To say the space looks different is bordering on an understatement. For six weeks, the hotel shut down for a total rebuild of its public spaces. The redesign — led by Billy Quimby of San Francisco–based design firm BAMO — draws inspiration from the surrounding architecture, Lake Michigan shores, and Water Tower Place itself, to “bring the inspiration and energy of Chicago inside,” according to his statement. And he means this literally: the Calcutta marble of the lobby’s pillars is actually the same stone that clads the building’s exterior. With this new sense of place comes a clear top-to-bottom consistency as the public spaces, guest corridors, lakeside suites, Club Lounge, and spa all share a coherent aesthetic.
Compared to several other five-star hotels in the city that have recently undergone or are currently in the midst of renovations — the Peninsula, the Langham, and the Four Seasons — Simoncelli believes the Ritz-Carlton’s is by far the most extensive.
“I don’t think any of them have gone through the transformation that we have gone through here,” Simoncelli said. “The people we’re touring through the space are calling it ‘breathtaking,’ and ‘so much better than the rendering.’ That’s how I feel it is, too.”
What hasn’t changed, though, is the above-and-beyond commitment to service that’s a hallmark of both the Ritz-Carlton’s and the Four Seasons’ credos. An impressive number of staff members — “ladies and gentlemen,” in Ritz-Carlton parlance — have worked there since the hotel’s opening and stayed on through the transition.

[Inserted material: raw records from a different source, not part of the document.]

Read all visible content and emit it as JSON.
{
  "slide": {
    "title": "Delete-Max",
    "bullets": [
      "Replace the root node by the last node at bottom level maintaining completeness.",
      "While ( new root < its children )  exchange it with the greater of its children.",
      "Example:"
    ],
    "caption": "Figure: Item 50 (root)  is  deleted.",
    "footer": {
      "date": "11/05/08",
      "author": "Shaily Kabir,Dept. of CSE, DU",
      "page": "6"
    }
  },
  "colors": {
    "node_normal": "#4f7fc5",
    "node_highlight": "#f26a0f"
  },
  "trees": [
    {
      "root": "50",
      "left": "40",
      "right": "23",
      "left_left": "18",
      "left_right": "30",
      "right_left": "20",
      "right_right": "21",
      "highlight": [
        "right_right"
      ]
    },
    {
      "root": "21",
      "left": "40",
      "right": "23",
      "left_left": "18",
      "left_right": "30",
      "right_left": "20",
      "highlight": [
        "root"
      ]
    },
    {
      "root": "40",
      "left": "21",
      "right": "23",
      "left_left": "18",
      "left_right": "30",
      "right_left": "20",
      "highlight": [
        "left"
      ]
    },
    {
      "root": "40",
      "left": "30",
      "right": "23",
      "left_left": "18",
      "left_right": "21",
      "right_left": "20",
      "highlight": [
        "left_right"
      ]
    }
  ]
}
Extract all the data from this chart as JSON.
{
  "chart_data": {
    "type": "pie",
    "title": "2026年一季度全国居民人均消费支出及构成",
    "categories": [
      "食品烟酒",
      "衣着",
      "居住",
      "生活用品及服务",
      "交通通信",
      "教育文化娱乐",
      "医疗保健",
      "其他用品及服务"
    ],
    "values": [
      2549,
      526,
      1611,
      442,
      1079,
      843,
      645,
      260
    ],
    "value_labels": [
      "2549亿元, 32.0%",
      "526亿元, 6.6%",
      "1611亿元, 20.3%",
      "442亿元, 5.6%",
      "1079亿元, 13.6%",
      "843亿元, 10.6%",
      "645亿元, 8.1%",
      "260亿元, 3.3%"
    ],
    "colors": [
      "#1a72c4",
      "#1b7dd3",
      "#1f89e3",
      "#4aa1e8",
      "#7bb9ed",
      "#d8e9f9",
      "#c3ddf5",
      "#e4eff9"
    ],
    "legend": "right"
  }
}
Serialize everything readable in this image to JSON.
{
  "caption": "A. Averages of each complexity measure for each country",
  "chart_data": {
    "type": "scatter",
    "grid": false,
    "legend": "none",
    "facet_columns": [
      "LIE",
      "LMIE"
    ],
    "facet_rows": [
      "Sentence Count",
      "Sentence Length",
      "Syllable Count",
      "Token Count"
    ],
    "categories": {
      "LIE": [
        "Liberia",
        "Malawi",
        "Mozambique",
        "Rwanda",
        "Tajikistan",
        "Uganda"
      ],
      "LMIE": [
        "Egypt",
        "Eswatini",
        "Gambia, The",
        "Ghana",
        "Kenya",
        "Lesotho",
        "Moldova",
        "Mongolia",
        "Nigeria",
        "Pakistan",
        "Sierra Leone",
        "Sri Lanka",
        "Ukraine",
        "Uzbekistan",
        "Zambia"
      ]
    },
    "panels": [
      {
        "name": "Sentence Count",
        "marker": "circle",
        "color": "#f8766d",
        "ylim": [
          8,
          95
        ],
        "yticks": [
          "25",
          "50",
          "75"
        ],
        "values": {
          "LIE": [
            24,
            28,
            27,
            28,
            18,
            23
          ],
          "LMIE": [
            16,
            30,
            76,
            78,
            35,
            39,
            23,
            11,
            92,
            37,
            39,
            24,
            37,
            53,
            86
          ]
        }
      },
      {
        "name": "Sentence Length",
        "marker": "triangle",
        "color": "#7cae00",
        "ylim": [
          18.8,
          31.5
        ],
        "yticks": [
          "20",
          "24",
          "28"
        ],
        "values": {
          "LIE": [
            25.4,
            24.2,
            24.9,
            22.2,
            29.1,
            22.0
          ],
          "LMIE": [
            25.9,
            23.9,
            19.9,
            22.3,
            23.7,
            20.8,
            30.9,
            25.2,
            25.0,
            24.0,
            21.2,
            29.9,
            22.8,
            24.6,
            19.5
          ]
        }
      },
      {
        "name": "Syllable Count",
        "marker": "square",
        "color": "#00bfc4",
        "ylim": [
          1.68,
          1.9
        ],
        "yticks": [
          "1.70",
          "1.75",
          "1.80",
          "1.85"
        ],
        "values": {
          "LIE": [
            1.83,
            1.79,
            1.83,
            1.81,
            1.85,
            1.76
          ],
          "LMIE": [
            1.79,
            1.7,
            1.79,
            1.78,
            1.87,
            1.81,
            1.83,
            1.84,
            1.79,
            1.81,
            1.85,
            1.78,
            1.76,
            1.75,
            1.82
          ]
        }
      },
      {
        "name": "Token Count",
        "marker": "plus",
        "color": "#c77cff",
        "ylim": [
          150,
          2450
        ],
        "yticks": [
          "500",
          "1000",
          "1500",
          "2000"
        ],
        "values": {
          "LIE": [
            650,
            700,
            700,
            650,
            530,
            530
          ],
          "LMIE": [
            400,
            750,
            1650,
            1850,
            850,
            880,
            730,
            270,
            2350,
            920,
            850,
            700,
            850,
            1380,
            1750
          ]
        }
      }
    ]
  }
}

Director of Catering Marc Kaufman calls it a family, in terms of the staff. Kaufman himself is a testament to that: he's the second director of catering in the property’s entire 42 years of operation. He worked with the Ritz-Carlton Chicago in the ‘90s before departing for rotating stints at a few of Four Seasons’ other U.S. properties, most notably in San Francisco and Palm Beach. Twelve years ago, though, he returned to Chicago and his former role.
“Once you work at this particular Ritz-Carlton, you never really leave it,” Kaufman said. “Coming back was like putting on an old, comfortable glove for me. Everywhere else I worked, I compared to this hotel.”
When the property opened, Kaufman explained, it broke the mold for luxury hotels in the States, standing as a new model in terms of infrastructure. It was pretty revolutionary at the time to open a hotel as part of a mixed-use building that also housed luxury residences, a mall, and a Broadway-style theater. Water Tower Place shook up the shopping culture of the Magnificent Mile, too, bringing more accessible retailers to an area previously reserved for high-end brands and department stores.
The décor, however, was never meant to be quite as forward-thinking. Though the hotel was built in the ‘70s, the interior was fashioned in the French style of the 1700s, which was a trend at the time in the luxury space. “It’s kind of weird that you would take this modern International-style building and put in 18th-century Paris, but that’s what they did. The Park Lane in New York is the perfect example,” said Kaufman.
Now, it's as though the design has also had a homecoming of sorts, too. One that honors the hotel’s place in Chicago’s skyline and history.
“To walk around this hotel and see the city around you is just so remarkable,” Kaufman said. “We used to have heavy drapes, and they got a little less heavy over the years, but there still were big valances. Now, it’s like your heart opens when you get off the elevator because you have the whole city around you. It’s just so beautiful.”
Disclaimer: A complimentary media stay was provided to Travel + Leisure by the Ritz-Carlton Chicago.